By Eric Schweibenz and Alex EnglehartOn May 26, 2016, Silicon Genesis Corporation of Santa Clara, California (“SiGen”) filed a complaint requesting that the ITC commence an investigation pursuant to Section 337.
The complaint alleges that Soitec, S.A. of France (“Soitec”) unlawfully imports into the U.S., sells for importation, and/or sells within the U.S. after importation certain silicon-on-insulator wafers that infringe one or more claims of U.S. Patent Nos. 6,458,672 (the ‘672 patent) and 6,171,965 (the ‘965 patent) (collectively, the “asserted patents”).
According to the complaint, the asserted patents generally relate to processes for manufacturing semiconductors for use in electronic devices.

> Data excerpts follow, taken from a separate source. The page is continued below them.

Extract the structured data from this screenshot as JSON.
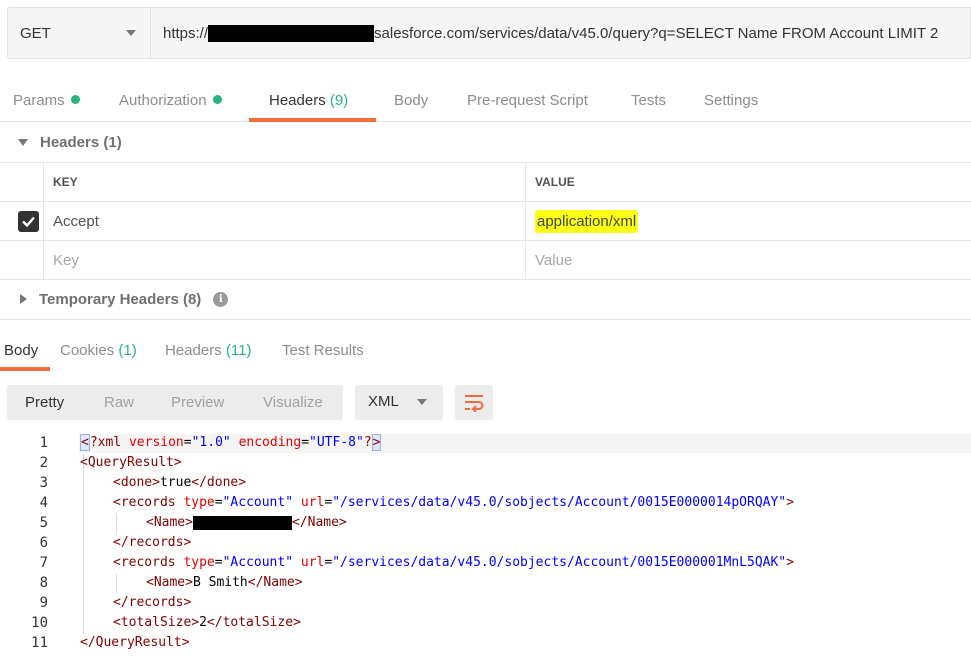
{
  "request": {
    "method": "GET",
    "url_prefix": "https://",
    "url_suffix": "salesforce.com/services/data/v45.0/query?q=SELECT Name FROM Account LIMIT 2"
  },
  "request_tabs": [
    {
      "label": "Params",
      "dot": true
    },
    {
      "label": "Authorization",
      "dot": true
    },
    {
      "label": "Headers",
      "count": "(9)",
      "active": true
    },
    {
      "label": "Body"
    },
    {
      "label": "Pre-request Script"
    },
    {
      "label": "Tests"
    },
    {
      "label": "Settings"
    }
  ],
  "headers_section": {
    "title": "Headers (1)",
    "col_key": "KEY",
    "col_value": "VALUE",
    "rows": [
      {
        "checked": true,
        "key": "Accept",
        "value": "application/xml"
      }
    ],
    "placeholder_key": "Key",
    "placeholder_value": "Value"
  },
  "temporary_headers": {
    "title": "Temporary Headers (8)"
  },
  "response_tabs": [
    {
      "label": "Body",
      "active": true
    },
    {
      "label": "Cookies",
      "count": "(1)"
    },
    {
      "label": "Headers",
      "count": "(11)"
    },
    {
      "label": "Test Results"
    }
  ],
  "body_toolbar": {
    "modes": [
      "Pretty",
      "Raw",
      "Preview",
      "Visualize"
    ],
    "active_mode": "Pretty",
    "format": "XML"
  },
  "code": {
    "line_numbers": [
      "1",
      "2",
      "3",
      "4",
      "5",
      "6",
      "7",
      "8",
      "9",
      "10",
      "11"
    ],
    "xml_decl": {
      "tag": "?xml",
      "attr1": "version",
      "val1": "\"1.0\"",
      "attr2": "encoding",
      "val2": "\"UTF-8\""
    },
    "root": "QueryResult",
    "done": "true",
    "record1_type": "\"Account\"",
    "record1_url": "\"/services/data/v45.0/sobjects/Account/0015E0000014pORQAY\"",
    "record2_type": "\"Account\"",
    "record2_url": "\"/services/data/v45.0/sobjects/Account/0015E000001MnL5QAK\"",
    "record2_name": "B Smith",
    "total_size": "2"
  },
  "colors": {
    "accent": "#f26b3a",
    "status_green": "#26b47f",
    "highlight": "#fbff16"
  }
}
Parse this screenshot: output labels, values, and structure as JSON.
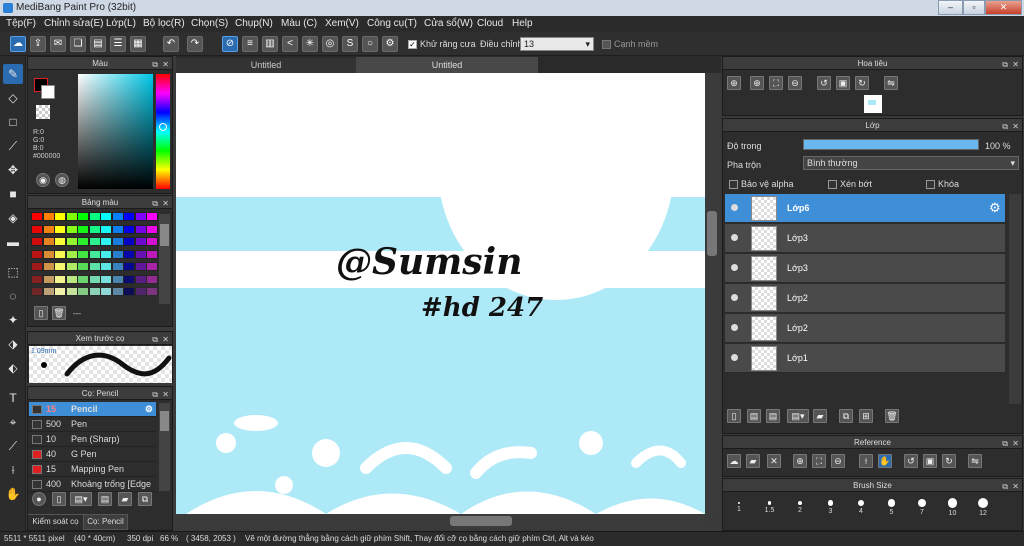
{
  "window": {
    "title": "MediBang Paint Pro (32bit)",
    "minimize": "–",
    "maximize": "▫",
    "close": "✕"
  },
  "menu": [
    "Tệp(F)",
    "Chỉnh sửa(E)",
    "Lớp(L)",
    "Bộ lọc(R)",
    "Chọn(S)",
    "Chụp(N)",
    "Màu (C)",
    "Xem(V)",
    "Công cụ(T)",
    "Cửa sổ(W)",
    "Cloud",
    "Help"
  ],
  "toolbar": {
    "antialias_label": "Khử răng cưa",
    "correction_label": "Điều chỉnh",
    "correction_value": "13",
    "eraser_label": "Cạnh mềm"
  },
  "tabs": [
    "Untitled",
    "Untitled"
  ],
  "color_panel": {
    "title": "Màu",
    "r": "R:0",
    "g": "G:0",
    "b": "B:0",
    "hex": "#000000"
  },
  "palette_panel": {
    "title": "Bảng màu",
    "footer": "---"
  },
  "preview_panel": {
    "title": "Xem trước cọ",
    "size": "1.09mm"
  },
  "brush_panel": {
    "title": "Cọ: Pencil",
    "brushes": [
      {
        "size": "15",
        "name": "Pencil",
        "color": "#333333"
      },
      {
        "size": "500",
        "name": "Pen",
        "color": "#333333"
      },
      {
        "size": "10",
        "name": "Pen (Sharp)",
        "color": "#333333"
      },
      {
        "size": "40",
        "name": "G Pen",
        "color": "#e02020"
      },
      {
        "size": "15",
        "name": "Mapping Pen",
        "color": "#e02020"
      },
      {
        "size": "400",
        "name": "Khoảng trống [Edge",
        "color": "#333333"
      }
    ]
  },
  "bottom_tabs": [
    "Kiểm soát cọ",
    "Cọ: Pencil"
  ],
  "navigator": {
    "title": "Hoa tiêu"
  },
  "layer_panel": {
    "title": "Lớp",
    "opacity_label": "Độ trong",
    "opacity_value": "100 %",
    "opacity": 100,
    "blend_label": "Pha trộn",
    "blend_value": "Bình thường",
    "protect_alpha": "Bảo vệ alpha",
    "clipping": "Xén bớt",
    "lock": "Khóa",
    "layers": [
      "Lớp6",
      "Lớp3",
      "Lớp3",
      "Lớp2",
      "Lớp2",
      "Lớp1"
    ]
  },
  "reference_panel": {
    "title": "Reference"
  },
  "brush_size_panel": {
    "title": "Brush Size",
    "sizes": [
      "1",
      "1.5",
      "2",
      "3",
      "4",
      "5",
      "7",
      "10",
      "12"
    ]
  },
  "canvas": {
    "text1": "@Sumsin",
    "text2": "#hd 247"
  },
  "status": {
    "size": "5511 * 5511 pixel",
    "dimensions": "(40 * 40cm)",
    "dpi": "350 dpi",
    "zoom": "66 %",
    "coords": "( 3458, 2053 )",
    "hint": "Vẽ một đường thẳng bằng cách giữ phím Shift, Thay đổi cỡ cọ bằng cách giữ phím Ctrl, Alt và kéo"
  },
  "colors": {
    "accent": "#2b6cb0",
    "canvas_blue": "#aee9f7",
    "selected_layer": "#3e8fd8"
  }
}
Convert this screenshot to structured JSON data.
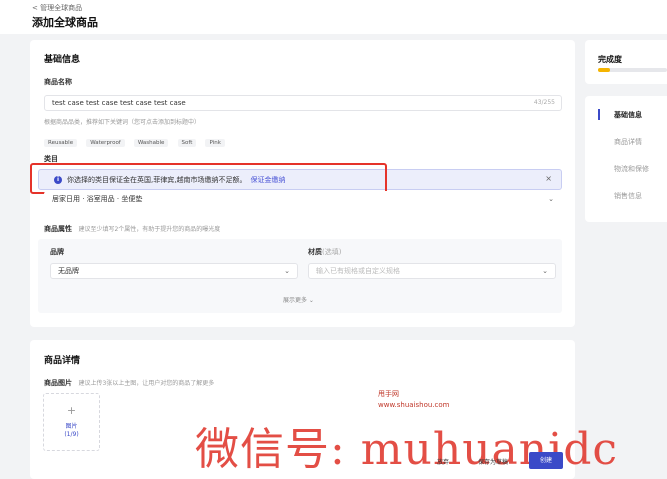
{
  "header": {
    "back_label": "< 管理全球商品",
    "title": "添加全球商品"
  },
  "basic": {
    "section_title": "基础信息",
    "product_name_label": "商品名称",
    "product_name_value": "test  case test  case test  case test  case",
    "char_counter": "43/255",
    "keyword_hint": "根据商品品类，推荐如下关键词（您可点击添加到标题中）",
    "keywords": [
      "Reusable",
      "Waterproof",
      "Washable",
      "Soft",
      "Pink"
    ],
    "category_label": "类目",
    "category_value": "居家日用 · 浴室用品 · 坐便垫",
    "alert_text": "你选择的类目保证金在英国,菲律宾,越南市场缴纳不足额。",
    "alert_link": "保证金缴纳",
    "alert_close": "×",
    "alert_icon": "info-icon",
    "attr_label": "商品属性",
    "attr_hint": "建议至少填写2个属性，有助于提升您的商品的曝光度",
    "brand_label": "品牌",
    "brand_value": "无品牌",
    "material_label": "材质",
    "material_optional": "(选填)",
    "material_placeholder": "输入已有规格或自定义规格",
    "expand_label": "展示更多 ⌄"
  },
  "details": {
    "section_title": "商品详情",
    "images_label": "商品图片",
    "images_hint": "建议上传3张以上主图，让用户对您的商品了解更多",
    "upload_plus": "+",
    "upload_label": "图片",
    "upload_count": "(1/9)"
  },
  "sidebar": {
    "completion_label": "完成度",
    "completion_fraction": 0.18,
    "nav": [
      "基础信息",
      "商品详情",
      "物流和保修",
      "销售信息"
    ],
    "active_index": 0
  },
  "footer": {
    "discard": "放弃",
    "save_draft": "保存为草稿",
    "create": "创建"
  },
  "watermark": {
    "site_name": "甩手网",
    "site_url": "www.shuaishou.com",
    "wechat": "微信号: muhuanidc"
  },
  "colors": {
    "accent": "#3b4ac8",
    "progress": "#f5b400",
    "highlight_box": "#e5332a"
  }
}
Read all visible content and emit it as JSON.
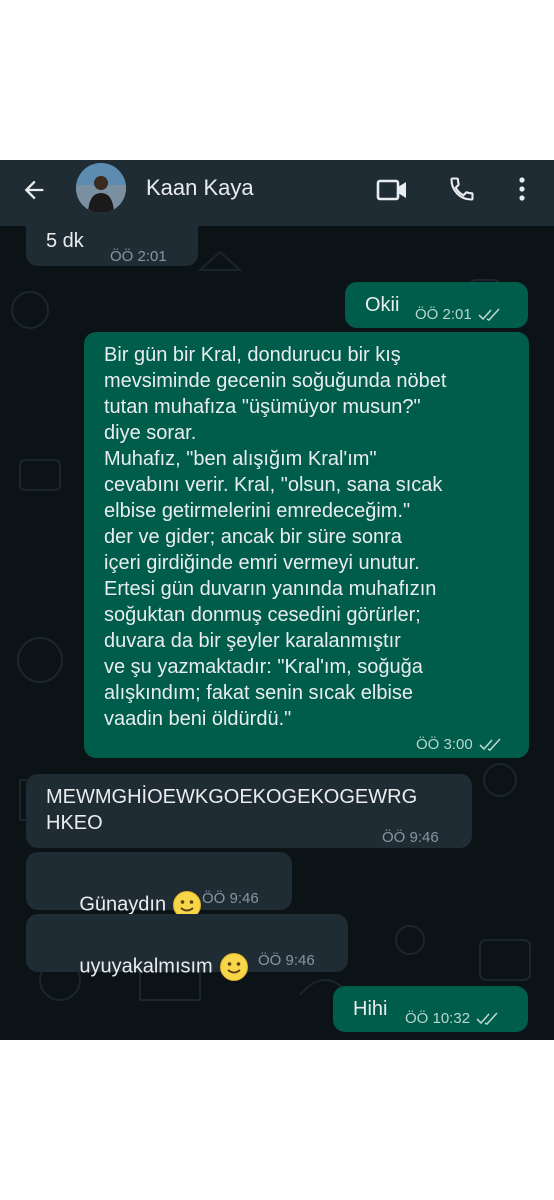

In particular, the ‘672 patent relates to a process for forming a film of material from a donor substrate using a controlled cleaving process. The ‘965 patent relates to a technique for improving surface texture or surface characteristics of a film of material, e.g., silicon.
In the complaint, SiGen states that Soitec imports and sells products that infringe the asserted patents. The complaint specifically refers to Soitec silicon-on-insulator wafers for use in semiconductors contained in various electronic devices as infringing products.
Regarding domestic industry, SiGen states that its licensee SunEdison Semiconductor, Ltd. (“SunEdison”) practices the asserted patents in the U.S. SiGen further states that SunEdison’s only silicon-on-insulator manufacturing facility is located in Missouri and that SunEdison has engaged in research and development and other activities in the U.S. relating to products that practice the asserted patents.
With respect to potential remedy, SiGen requests that the Commission issue a permanent limited exclusion order and permanent cease and desist orders directed at Soitec and related entities.